3 Risposte a “La sanita pubblica non funziona..chissa perchè???”

  1. mauchi Dice:

    Ma cosa c’è nel DNA dei socialisti?

  2. rosaria maria Dice:

    Tangenti …? un metodo ignobile e notoriamente diffuso da sempre nella nostra società italiana ,tutti pagano alla politica direttamente o indirettamente,e chi non paga in questo stato mafioso viene isolato o fatto fuori. Forse bisognerebbe chiedersi come mai la classe medio-bassa ,e quindi semplici cittadini operai ,impiegati,commercianti ecc..insomma LAVORATORI!!!stiano subendo passivamente questa schiavitù di stato…e perchè siamo completamente indifesi da questi signori mafiosi dello stato che, oltre a prendere stipendi da favola e tangenti,e dopo una vita passata a rubare e truffare il popolo,hanno pure la pretesa che, colti con le mani nella marmellata.si creda alla loro innocenza ….la sanità pubblica non funziona?????beh chiediamoci anche perchè c’è molta gente che non riesce nemmeno ad iniziare un mese ……perchè vive nell’indigenza più assoluta!!!!!!!

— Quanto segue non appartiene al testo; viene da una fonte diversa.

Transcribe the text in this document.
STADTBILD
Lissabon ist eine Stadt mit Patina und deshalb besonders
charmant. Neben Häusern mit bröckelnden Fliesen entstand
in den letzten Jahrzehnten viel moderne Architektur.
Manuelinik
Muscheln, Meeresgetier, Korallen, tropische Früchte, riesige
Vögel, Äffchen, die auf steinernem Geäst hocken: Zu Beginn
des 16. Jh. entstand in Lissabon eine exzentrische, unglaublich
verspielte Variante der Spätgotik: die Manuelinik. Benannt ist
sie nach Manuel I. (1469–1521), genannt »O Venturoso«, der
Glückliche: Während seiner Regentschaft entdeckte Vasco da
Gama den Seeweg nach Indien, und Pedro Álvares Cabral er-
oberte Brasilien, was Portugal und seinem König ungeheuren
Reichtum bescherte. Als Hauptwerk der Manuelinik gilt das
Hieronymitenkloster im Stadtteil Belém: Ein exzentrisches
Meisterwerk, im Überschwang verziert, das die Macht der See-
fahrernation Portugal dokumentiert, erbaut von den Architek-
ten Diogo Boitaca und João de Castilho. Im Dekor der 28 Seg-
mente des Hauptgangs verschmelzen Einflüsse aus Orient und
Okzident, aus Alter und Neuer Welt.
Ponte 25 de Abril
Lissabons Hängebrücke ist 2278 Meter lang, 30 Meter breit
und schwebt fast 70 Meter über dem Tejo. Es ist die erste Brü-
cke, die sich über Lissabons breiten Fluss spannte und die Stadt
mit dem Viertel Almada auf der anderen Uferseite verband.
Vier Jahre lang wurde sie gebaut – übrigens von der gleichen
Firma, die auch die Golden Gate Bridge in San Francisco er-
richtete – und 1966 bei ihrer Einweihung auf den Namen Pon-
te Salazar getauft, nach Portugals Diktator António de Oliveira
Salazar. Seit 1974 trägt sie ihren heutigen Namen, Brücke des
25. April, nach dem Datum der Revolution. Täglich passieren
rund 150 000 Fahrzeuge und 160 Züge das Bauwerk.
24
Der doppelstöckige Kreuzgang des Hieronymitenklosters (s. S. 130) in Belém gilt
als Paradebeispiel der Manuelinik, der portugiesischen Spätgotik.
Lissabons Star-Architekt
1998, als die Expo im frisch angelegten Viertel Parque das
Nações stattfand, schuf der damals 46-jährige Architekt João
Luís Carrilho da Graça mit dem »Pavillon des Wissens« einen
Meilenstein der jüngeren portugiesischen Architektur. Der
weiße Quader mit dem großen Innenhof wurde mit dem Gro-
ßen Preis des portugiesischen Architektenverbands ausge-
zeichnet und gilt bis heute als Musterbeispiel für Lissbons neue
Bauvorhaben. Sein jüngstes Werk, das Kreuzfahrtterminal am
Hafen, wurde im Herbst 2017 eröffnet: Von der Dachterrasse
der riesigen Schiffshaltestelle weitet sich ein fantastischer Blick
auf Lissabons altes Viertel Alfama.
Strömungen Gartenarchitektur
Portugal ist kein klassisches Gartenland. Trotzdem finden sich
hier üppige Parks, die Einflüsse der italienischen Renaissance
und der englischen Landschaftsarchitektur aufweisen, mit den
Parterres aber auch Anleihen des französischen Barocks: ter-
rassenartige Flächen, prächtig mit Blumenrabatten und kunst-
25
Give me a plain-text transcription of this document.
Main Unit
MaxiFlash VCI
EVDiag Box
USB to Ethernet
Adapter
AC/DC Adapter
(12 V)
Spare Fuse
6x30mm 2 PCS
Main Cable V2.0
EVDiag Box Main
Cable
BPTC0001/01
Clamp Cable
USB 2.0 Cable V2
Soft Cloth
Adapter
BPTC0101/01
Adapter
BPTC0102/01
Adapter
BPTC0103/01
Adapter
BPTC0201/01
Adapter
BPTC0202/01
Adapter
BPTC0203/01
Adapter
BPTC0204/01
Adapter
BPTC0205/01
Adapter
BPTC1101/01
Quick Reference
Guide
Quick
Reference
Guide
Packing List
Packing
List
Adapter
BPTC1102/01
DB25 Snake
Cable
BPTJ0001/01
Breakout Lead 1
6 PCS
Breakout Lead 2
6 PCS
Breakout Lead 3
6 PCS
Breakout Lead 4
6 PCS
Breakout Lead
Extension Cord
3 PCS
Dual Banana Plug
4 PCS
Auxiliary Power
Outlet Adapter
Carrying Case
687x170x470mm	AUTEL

  3. Cistiano faroni Dice:

    Il dott Terzili esiste davvero ed e’ un noto reumatologo romano proprietario di cliniche anche ai castelli Romani ex agente segreto durante la seconda guerra mondiale divento’ medico grazie ai suoi servizi orali al noto costituzionalista Prof Pende. A lui si ispiro’ alberto Sordi ma soprattutto il suo sceneggatore gay geloso di un maschio che gli aveva soffiato. Sposo’ una portantina complice delle sue ammucchiate
    e grazie alla potente madre e a un matrimonio di comodo con una ricca ebrea comincio’ la sua scalata alla sanita’ regionale complice il buon giulio andreotti e il buon giulio santarelli.
    Il famoso scandalo di lady asl fu una copertura di una certa magistratura a lui devota vedi presidente di un noto tribunale italiano a lui amico che recentemente ha rifiutato a due pm eroici l’arresto del lestofante denunciato a scampia per pedofilia negli anni 90 si e’ salvato anche per una sua ormai rinnegata amicizia con il capo di un noto servizio segreto che il cognome ricorda le galline.Anna Iannuzzi e’ una creatura rispetto a tale delinquente e storace un educanda.Se prendono lui forse riusciremo a recuperare un po di dignita’ come cittadini e quel magistrato il cui cognome e’ lo styesso del panzone della 7 che ricorda una nota citta’ del nord italia farebbe bene a prendere le distanze e a consentire ad una magistratura democratica e onesta di fare il suo dovere nell’interesse dello sato di diritto.